Common namesCaribbean pine, Caribbean pitch pine, Cuban pine, pinheiro de Cuba
Ecocrop code1691

DESCRIPTION: It is a fine evergreen tree usually reaching 20-30 m in height but often up to 35 m, with a diameter of 50-80 cm and occasionally up to 1 m. The trunk generally straight and well formed. USE: The wood is used as pulp for paper and as fuel. However, it throws out sparks when burning. It can be tapped for rasin and the bark contains tannin. The leaf oil is sometimes used for medicinal baths, locally, the seeds may be consumed. In many places where the tree grows, the mat of needles on the ground is considered valuable for the protection of the soil surface from erosion.
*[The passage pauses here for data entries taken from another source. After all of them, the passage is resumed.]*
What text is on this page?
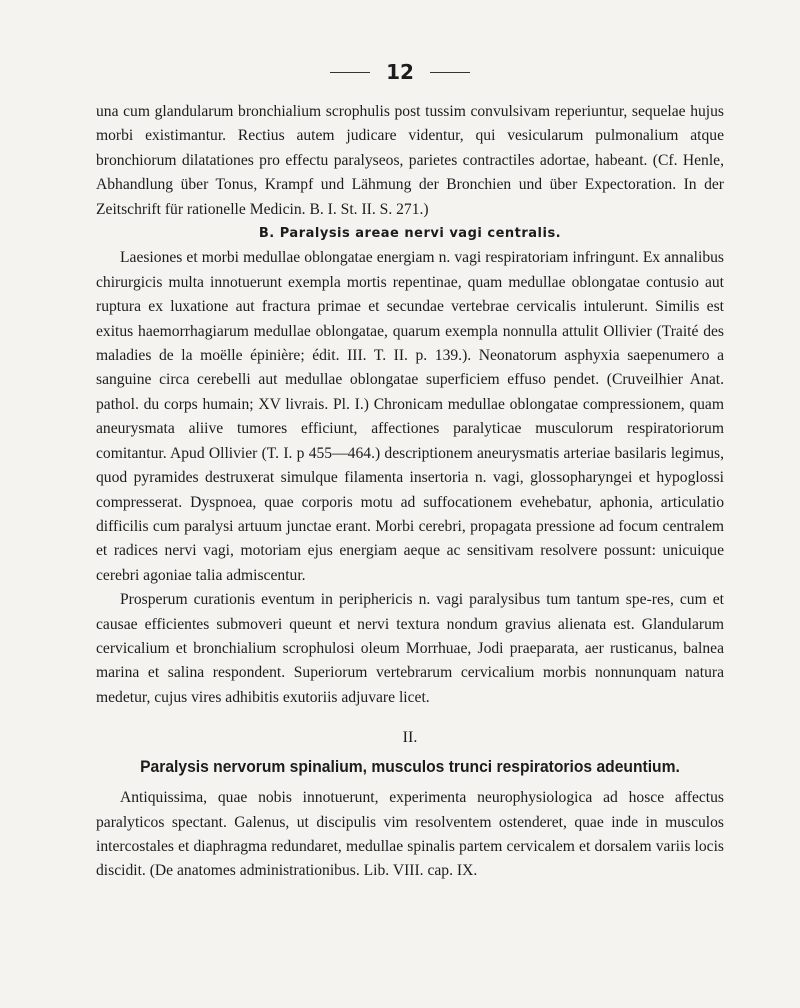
12

una cum glandularum bronchialium scrophulis post tussim convulsivam reperiuntur, sequelae hujus morbi existimantur. Rectius autem judicare videntur, qui vesicularum pulmonalium atque bronchiorum dilatationes pro effectu paralyseos, parietes contractiles adortae, habeant. (Cf. Henle, Abhandlung über Tonus, Krampf und Lähmung der Bronchien und über Expectoration. In der Zeitschrift für rationelle Medicin. B. I. St. II. S. 271.)

B. Paralysis areae nervi vagi centralis.

Laesiones et morbi medullae oblongatae energiam n. vagi respiratoriam infringunt. Ex annalibus chirurgicis multa innotuerunt exempla mortis repentinae, quam medullae oblongatae contusio aut ruptura ex luxatione aut fractura primae et secundae vertebrae cervicalis intulerunt. Similis est exitus haemorrhagiarum medullae oblongatae, quarum exempla nonnulla attulit Ollivier (Traité des maladies de la moëlle épinière; édit. III. T. II. p. 139.). Neonatorum asphyxia saepenumero a sanguine circa cerebelli aut medullae oblongatae superficiem effuso pendet. (Cruveilhier Anat. pathol. du corps humain; XV livrais. Pl. I.) Chronicam medullae oblongatae compressionem, quam aneurysmata aliive tumores efficiunt, affectiones paralyticae musculorum respiratoriorum comitantur. Apud Ollivier (T. I. p 455—464.) descriptionem aneurysmatis arteriae basilaris legimus, quod pyramides destruxerat simulque filamenta insertoria n. vagi, glossopharyngei et hypoglossi compresserat. Dyspnoea, quae corporis motu ad suffocationem evehebatur, aphonia, articulatio difficilis cum paralysi artuum junctae erant. Morbi cerebri, propagata pressione ad focum centralem et radices nervi vagi, motoriam ejus energiam aeque ac sensitivam resolvere possunt: unicuique cerebri agoniae talia admiscentur.

Prosperum curationis eventum in periphericis n. vagi paralysibus tum tantum spe-res, cum et causae efficientes submoveri queunt et nervi textura nondum gravius alienata est. Glandularum cervicalium et bronchialium scrophulosi oleum Morrhuae, Jodi praeparata, aer rusticanus, balnea marina et salina respondent. Superiorum vertebrarum cervicalium morbis nonnunquam natura medetur, cujus vires adhibitis exutoriis adjuvare licet.

II.
Paralysis nervorum spinalium, musculos trunci respiratorios adeuntium.

Antiquissima, quae nobis innotuerunt, experimenta neurophysiologica ad hosce affectus paralyticos spectant. Galenus, ut discipulis vim resolventem ostenderet, quae inde in musculos intercostales et diaphragma redundaret, medullae spinalis partem cervicalem et dorsalem variis locis discidit. (De anatomes administrationibus. Lib. VIII. cap. IX.
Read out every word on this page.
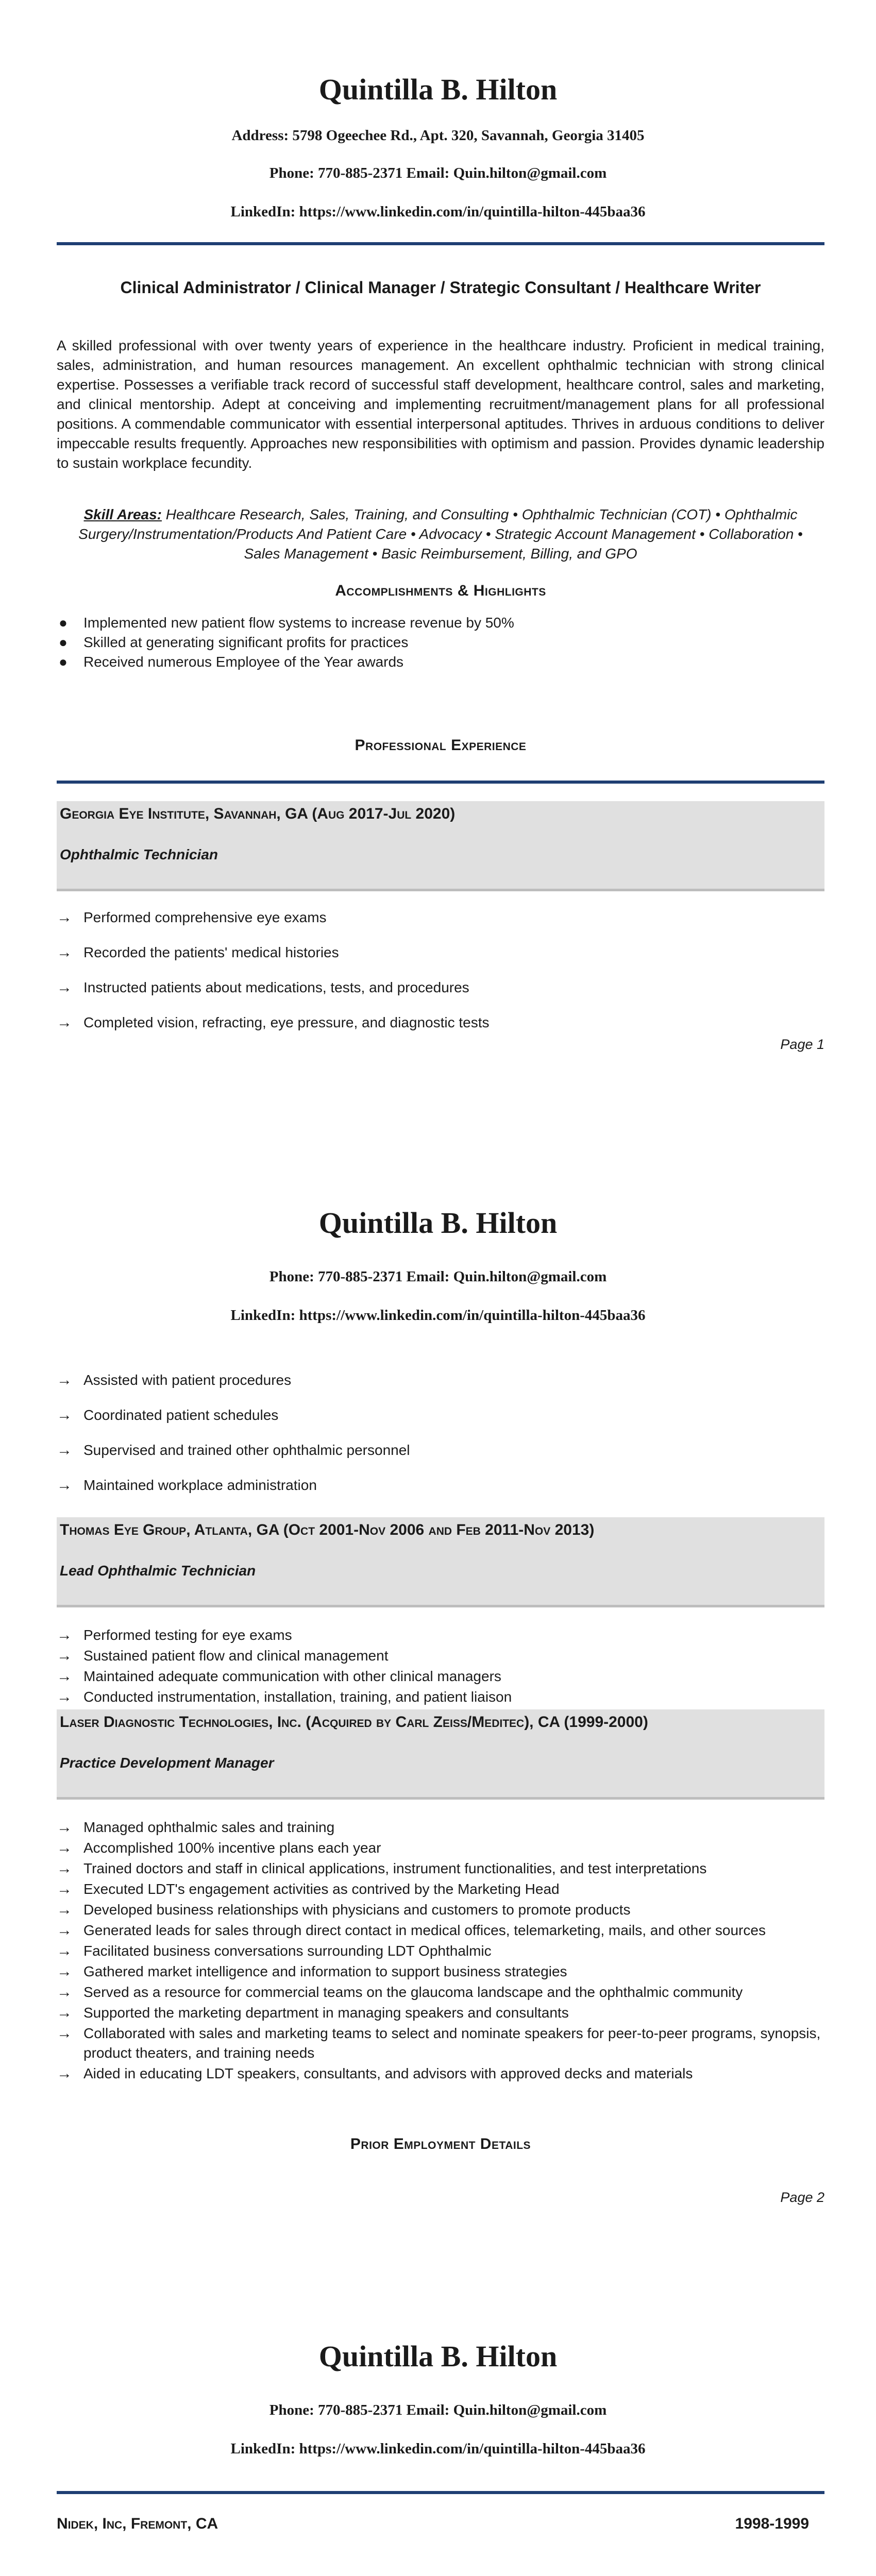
Quintilla B. Hilton
Address: 5798 Ogeechee Rd., Apt. 320, Savannah, Georgia 31405
Phone: 770-885-2371 Email: Quin.hilton@gmail.com
LinkedIn: https://www.linkedin.com/in/quintilla-hilton-445baa36
Clinical Administrator / Clinical Manager / Strategic Consultant / Healthcare Writer
A skilled professional with over twenty years of experience in the healthcare industry. Proficient in medical training, sales, administration, and human resources management. An excellent ophthalmic technician with strong clinical expertise. Possesses a verifiable track record of successful staff development, healthcare control, sales and marketing, and clinical mentorship. Adept at conceiving and implementing recruitment/management plans for all professional positions. A commendable communicator with essential interpersonal aptitudes. Thrives in arduous conditions to deliver impeccable results frequently. Approaches new responsibilities with optimism and passion. Provides dynamic leadership to sustain workplace fecundity.
Skill Areas: Healthcare Research, Sales, Training, and Consulting • Ophthalmic Technician (COT) • Ophthalmic Surgery/Instrumentation/Products And Patient Care • Advocacy • Strategic Account Management • Collaboration • Sales Management • Basic Reimbursement, Billing, and GPO
Accomplishments & Highlights
● Implemented new patient flow systems to increase revenue by 50%
● Skilled at generating significant profits for practices
● Received numerous Employee of the Year awards
Professional Experience
Georgia Eye Institute, Savannah, GA (Aug 2017-Jul 2020)
Ophthalmic Technician
→ Performed comprehensive eye exams
→ Recorded the patients' medical histories
→ Instructed patients about medications, tests, and procedures
→ Completed vision, refracting, eye pressure, and diagnostic tests
Page 1
Quintilla B. Hilton
Phone: 770-885-2371 Email: Quin.hilton@gmail.com
LinkedIn: https://www.linkedin.com/in/quintilla-hilton-445baa36
→ Assisted with patient procedures
→ Coordinated patient schedules
→ Supervised and trained other ophthalmic personnel
→ Maintained workplace administration
Thomas Eye Group, Atlanta, GA (Oct 2001-Nov 2006 and Feb 2011-Nov 2013)
Lead Ophthalmic Technician
→ Performed testing for eye exams
→ Sustained patient flow and clinical management
→ Maintained adequate communication with other clinical managers
→ Conducted instrumentation, installation, training, and patient liaison
Laser Diagnostic Technologies, Inc. (Acquired by Carl Zeiss/Meditec), CA (1999-2000)
Practice Development Manager
→ Managed ophthalmic sales and training
→ Accomplished 100% incentive plans each year
→ Trained doctors and staff in clinical applications, instrument functionalities, and test interpretations
→ Executed LDT's engagement activities as contrived by the Marketing Head
→ Developed business relationships with physicians and customers to promote products
→ Generated leads for sales through direct contact in medical offices, telemarketing, mails, and other sources
→ Facilitated business conversations surrounding LDT Ophthalmic
→ Gathered market intelligence and information to support business strategies
→ Served as a resource for commercial teams on the glaucoma landscape and the ophthalmic community
→ Supported the marketing department in managing speakers and consultants
→ Collaborated with sales and marketing teams to select and nominate speakers for peer-to-peer programs, synopsis, product theaters, and training needs
→ Aided in educating LDT speakers, consultants, and advisors with approved decks and materials
Prior Employment Details
Page 2
Quintilla B. Hilton
Phone: 770-885-2371 Email: Quin.hilton@gmail.com
LinkedIn: https://www.linkedin.com/in/quintilla-hilton-445baa36
Nidek, Inc, Fremont, CA	1998-1999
In Sri Lanka a massive reforestation programme was undertaken with the tree convert heavily eroded lands on which nothing else could be grown. It is the only species so far successfully used to clothe barren eroded and denuded lands with a tree cover. GROWING PERIOD: Perennial. COMMON NAMES: Caribbean pine, Caribbean pitch pine, Nicaragua pine, pitch pine, slash pine. FURTHER INF: It grows best in frost-free areas up to about 700 m in more fertile sites with good subsoil drainage and annual rainfall of 2000-3000 mm. Soils are usually loams or sandy loams, sometimes with high amounts of gravel and generally well drained. The pH is usually between 5.0 and 5.5. Generally at elevations of 600-800 m it is associated with P. oocarpa var. hondurensis and P. oocarpa var. ochoterenai. Pinus caribea is rated as moderately fire resistant. It tolerates salt winds and hence may be planted near the coast.